父は昨日、隣の田んぼのおじいさんとケンカをしたそう。
田んぼへ水を引く農業用水路の水取り口を勝手に閉められて、田んぼに水が回らなかったので文句を言ったら、言い返されてケンカになったそうだ。
まあそういうのもたまには脳の刺激になっていいのかも知れないけれど、老人同士で何をやっているんだか。
あぜ道に出てのろのろと準備を進めていると、妻と娘が田植えに参戦。
遊び半分で来ているのは見え見えだが、遊び半分でも田んぼに行こうという感覚が素晴らしい。

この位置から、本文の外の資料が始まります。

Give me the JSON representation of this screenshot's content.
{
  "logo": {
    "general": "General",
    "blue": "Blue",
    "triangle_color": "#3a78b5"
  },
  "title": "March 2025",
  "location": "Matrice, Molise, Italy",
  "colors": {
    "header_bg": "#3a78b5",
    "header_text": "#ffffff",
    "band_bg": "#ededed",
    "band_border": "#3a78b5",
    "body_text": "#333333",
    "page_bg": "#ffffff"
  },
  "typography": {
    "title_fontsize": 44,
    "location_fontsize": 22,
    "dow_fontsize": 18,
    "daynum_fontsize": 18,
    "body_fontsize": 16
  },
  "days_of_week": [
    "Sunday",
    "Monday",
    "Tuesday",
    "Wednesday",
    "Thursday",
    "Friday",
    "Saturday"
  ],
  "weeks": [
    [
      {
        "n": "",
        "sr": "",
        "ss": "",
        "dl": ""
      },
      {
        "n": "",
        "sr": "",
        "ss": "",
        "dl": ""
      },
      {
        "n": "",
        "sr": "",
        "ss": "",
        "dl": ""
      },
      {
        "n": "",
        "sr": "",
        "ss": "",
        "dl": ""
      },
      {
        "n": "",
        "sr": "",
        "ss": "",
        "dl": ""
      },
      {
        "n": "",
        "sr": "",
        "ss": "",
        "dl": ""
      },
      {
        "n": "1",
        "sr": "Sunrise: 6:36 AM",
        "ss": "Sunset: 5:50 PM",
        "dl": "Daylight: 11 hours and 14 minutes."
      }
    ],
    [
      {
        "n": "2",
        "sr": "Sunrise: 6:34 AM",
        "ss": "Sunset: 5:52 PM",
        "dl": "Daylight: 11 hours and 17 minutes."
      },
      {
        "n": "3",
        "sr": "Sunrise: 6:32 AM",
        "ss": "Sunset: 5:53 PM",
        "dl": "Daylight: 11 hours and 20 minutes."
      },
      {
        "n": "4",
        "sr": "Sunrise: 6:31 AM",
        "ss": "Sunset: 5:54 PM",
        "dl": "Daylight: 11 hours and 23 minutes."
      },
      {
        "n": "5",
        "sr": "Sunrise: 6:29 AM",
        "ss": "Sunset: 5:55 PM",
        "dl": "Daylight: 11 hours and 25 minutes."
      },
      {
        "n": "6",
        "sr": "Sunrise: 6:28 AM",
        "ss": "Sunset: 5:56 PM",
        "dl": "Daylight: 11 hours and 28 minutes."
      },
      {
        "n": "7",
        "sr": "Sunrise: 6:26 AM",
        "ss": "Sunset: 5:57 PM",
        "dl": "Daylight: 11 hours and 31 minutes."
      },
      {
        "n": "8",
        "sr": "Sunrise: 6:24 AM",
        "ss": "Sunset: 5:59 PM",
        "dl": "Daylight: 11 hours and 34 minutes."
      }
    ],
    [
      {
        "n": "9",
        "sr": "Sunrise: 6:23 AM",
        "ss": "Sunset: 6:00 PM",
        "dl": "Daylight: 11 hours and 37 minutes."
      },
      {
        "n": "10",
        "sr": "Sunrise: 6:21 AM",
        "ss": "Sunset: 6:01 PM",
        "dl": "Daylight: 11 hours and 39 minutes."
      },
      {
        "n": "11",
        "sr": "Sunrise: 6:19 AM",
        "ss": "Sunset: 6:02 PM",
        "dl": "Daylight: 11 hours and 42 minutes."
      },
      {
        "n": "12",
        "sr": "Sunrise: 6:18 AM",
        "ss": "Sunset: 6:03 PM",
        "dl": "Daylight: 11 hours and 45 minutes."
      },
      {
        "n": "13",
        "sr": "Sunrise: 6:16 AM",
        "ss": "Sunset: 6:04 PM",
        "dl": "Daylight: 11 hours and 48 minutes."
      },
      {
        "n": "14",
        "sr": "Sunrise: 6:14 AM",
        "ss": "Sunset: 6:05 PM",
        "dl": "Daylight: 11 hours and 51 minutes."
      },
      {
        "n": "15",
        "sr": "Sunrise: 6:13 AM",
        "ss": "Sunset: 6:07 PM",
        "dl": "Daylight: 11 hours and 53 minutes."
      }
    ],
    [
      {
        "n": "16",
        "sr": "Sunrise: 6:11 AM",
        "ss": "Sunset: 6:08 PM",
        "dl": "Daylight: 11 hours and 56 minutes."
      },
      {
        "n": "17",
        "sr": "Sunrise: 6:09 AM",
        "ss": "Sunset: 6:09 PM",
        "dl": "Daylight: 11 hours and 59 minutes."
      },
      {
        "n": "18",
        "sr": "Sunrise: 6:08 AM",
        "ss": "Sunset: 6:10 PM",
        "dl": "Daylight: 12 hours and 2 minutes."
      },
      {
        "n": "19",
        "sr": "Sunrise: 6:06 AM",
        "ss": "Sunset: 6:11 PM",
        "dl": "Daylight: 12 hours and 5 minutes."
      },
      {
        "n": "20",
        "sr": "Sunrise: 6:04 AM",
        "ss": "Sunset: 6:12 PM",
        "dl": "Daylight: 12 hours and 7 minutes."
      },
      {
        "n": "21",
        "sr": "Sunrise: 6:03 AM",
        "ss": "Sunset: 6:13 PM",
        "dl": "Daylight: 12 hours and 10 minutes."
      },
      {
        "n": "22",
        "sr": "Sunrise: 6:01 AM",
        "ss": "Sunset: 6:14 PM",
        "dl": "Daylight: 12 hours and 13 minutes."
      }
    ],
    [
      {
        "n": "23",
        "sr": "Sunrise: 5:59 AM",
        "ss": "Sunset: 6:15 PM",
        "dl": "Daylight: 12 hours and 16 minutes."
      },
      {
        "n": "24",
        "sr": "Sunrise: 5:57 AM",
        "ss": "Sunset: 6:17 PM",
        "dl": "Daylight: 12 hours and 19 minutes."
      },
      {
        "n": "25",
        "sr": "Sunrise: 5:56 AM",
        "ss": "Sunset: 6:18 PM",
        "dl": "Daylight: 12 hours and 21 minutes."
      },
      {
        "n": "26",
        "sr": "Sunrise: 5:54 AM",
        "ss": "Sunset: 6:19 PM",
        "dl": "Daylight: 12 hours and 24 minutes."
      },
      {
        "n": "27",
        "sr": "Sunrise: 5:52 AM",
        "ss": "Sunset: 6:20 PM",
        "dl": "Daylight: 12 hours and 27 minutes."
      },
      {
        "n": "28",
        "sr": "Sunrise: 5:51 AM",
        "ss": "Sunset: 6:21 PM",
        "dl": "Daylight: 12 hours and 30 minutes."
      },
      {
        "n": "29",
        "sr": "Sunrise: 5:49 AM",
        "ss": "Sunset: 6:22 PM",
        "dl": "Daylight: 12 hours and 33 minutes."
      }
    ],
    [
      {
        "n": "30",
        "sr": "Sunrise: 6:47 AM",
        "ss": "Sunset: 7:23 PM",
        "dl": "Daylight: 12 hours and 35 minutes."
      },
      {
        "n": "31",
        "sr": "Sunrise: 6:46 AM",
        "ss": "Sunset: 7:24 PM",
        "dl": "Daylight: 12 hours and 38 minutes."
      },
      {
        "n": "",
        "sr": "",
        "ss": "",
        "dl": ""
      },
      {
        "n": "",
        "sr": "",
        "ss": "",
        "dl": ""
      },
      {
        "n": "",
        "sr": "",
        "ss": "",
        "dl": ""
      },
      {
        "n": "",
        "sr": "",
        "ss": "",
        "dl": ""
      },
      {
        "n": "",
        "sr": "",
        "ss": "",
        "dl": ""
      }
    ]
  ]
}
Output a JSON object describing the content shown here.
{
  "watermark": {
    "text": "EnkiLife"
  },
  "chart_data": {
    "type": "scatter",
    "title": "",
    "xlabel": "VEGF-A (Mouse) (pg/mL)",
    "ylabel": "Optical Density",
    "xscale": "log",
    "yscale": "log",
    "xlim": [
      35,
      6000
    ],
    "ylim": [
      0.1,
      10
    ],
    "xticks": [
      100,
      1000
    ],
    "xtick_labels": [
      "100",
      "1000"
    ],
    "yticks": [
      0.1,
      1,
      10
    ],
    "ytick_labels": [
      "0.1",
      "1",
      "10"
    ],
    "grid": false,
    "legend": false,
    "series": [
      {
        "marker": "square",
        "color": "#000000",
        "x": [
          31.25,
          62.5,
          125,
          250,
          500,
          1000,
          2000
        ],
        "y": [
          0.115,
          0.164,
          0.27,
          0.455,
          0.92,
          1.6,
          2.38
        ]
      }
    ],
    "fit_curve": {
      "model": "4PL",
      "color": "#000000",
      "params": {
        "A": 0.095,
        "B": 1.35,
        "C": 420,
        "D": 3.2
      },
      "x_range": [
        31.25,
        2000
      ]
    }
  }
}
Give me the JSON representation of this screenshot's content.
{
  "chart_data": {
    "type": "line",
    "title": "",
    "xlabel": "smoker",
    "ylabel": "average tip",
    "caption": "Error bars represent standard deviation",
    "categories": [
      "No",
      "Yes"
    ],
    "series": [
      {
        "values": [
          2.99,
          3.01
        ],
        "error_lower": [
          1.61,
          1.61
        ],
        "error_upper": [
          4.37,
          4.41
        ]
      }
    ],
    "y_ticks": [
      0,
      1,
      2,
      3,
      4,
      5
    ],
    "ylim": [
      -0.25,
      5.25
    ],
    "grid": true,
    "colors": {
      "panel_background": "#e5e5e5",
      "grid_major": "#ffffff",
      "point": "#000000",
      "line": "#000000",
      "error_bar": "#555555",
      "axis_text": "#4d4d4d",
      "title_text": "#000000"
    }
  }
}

と思っていたら、「長靴が抜けない」とか散々わちゃわちゃやった挙句、早々に引き上げていった。
田植え機は父が担当。
「いつまでもお父さんに甘えていたらダメだ」
とか
「運転を代わってやれ」
などと通りがかりの人に説教される。
いちいち説明するのも面倒なので、
「そうですね」
「がんばりまーす」
などと適当な返事でお茶を濁すのも、毎年恒例のやり取りになってしまった。
ちなみに今年は2018年に生まれた新銘柄「星空舞」を栽培。
近年はお米戦国時代とも言われるほど新銘柄が乱立しているが、星空舞は現在ほとんど栽培されなくなったかつての名銘「ササニシキ」の流れをくむ品種らしい。
昨年まで栽培していた「きぬむすめ」も食味のいい米だったが、星空舞がどんな米に仕上がるのか、収穫が楽しみだ。
夕刻、薄暗くなってきた農道で田植え機の洗車をしていると、隣のおじいさんがひょっこり現れて、
「昨日は勝手なことをしてすいませんでした」
と、父に頭を下げられる。
すかさず父も、
「いやいや、こちらこそ言い過ぎてしまって...」
と頭を下げ、それからしばし農業談義。
こういう時は下手に口出しせず、放っておくに限る。
オレはそのまま2人を残し、清々しい気分に包まれながら帰路に着いた。